An older American man, a voracious reader of literature and the classics, wrote me forcefully and with conviction, about the evils of Anthony Trollope. The fellow, he said, wrote prescriptively and hated young women. I wrote back that I liked Trollope and never saw any much hate in him; that, in fact and au contraire, he seemed to me quite ironic and detached from his novels, their Victorian pattern, his heroines, and their moral and otherwise travails, regarding them all with a measured, sympathetic but unserious eye. The American then wrote back to confess that such had been his impression also until – he entered into an online discussion with some (no doubt American liberated female) readers (almost certainly aspiring academics). That, he said, opened his eyes to the truth. It also worked up his bile.

It surprised me to see that he of all people should choose to borrow the opinion of others regarding literature. What is the point of reading 2000 pages a week and being one of the most well-read men around, if one is unable to form his own opinion afterwards but ends up toeing some party line in the end?

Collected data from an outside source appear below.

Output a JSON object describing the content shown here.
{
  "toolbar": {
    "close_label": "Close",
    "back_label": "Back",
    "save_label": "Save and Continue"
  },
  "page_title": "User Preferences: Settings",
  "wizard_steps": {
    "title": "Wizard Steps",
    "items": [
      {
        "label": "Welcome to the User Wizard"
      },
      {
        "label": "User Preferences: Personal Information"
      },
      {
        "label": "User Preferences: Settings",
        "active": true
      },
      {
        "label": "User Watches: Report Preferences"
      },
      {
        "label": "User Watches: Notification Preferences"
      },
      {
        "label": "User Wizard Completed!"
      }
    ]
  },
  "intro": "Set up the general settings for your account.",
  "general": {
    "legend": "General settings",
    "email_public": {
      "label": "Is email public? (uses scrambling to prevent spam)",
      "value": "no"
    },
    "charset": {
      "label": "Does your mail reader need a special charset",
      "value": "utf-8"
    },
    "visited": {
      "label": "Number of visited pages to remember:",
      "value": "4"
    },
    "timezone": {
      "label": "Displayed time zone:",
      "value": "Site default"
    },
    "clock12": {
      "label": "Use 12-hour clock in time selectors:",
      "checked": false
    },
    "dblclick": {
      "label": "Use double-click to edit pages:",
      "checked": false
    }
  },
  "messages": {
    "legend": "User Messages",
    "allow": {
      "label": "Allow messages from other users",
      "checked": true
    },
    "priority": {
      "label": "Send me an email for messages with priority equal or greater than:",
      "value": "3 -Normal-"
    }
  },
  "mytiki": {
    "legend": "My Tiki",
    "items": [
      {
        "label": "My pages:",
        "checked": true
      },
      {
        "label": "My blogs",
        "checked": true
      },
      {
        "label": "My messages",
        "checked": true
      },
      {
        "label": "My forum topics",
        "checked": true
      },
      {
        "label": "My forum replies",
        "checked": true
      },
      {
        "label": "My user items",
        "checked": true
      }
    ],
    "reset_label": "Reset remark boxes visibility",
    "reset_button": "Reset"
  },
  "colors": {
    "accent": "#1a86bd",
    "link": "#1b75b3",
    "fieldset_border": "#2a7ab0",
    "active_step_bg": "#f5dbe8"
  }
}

It is interesting, incidentally, how many angry young women there are these days around the academia in the West: angry on account of being unfairly oppressed by the chauvinist males. Now, that young academics feel oppressed is not surprising: the field is crowded with talent and the rewards are meager, meaning that in terms of blood per dollar, the academia probably fights the toughest, most difficult and yet, financially speaking, the least rewarding corporate battles out there; every academic is bound to be a highly strung person. Given such circumstances, that women academics should turn to womenslib theory as a competitive weapon (something with which to beat the males) is not surprising; and that they should use it to stoke their own ambition (by feeding their internal rage), is understandable; but that they are as a result a knot of seething anger and bristling aggression is unfortunate.

Zobenigo has slept or has had close dealings with several such aspiring female academicians and has since learned to avoid the kind altogether: there was altogether too much confrontation, too much tension, too much unhappiness. Zobenigo prefers easy human company; or else – none at all.

In the less liberated parts of the world – Thailand, Morocco – where no doubt women are less liberated and (perhaps) more oppressed, there is less anger; women seem both happier and more pleasant company. There is a paradox here: one wonders: what is the point of liberation when it appears to breed more unhappiness and dissatisfaction?

Perhaps someone might say to this, oh, happiness is unimportant; what is important is freedom. In other words, the unfree must be set free even if it cost them a measure of happiness.

I am not sure whether I am sufficiently enlightened to understand this line of thinking.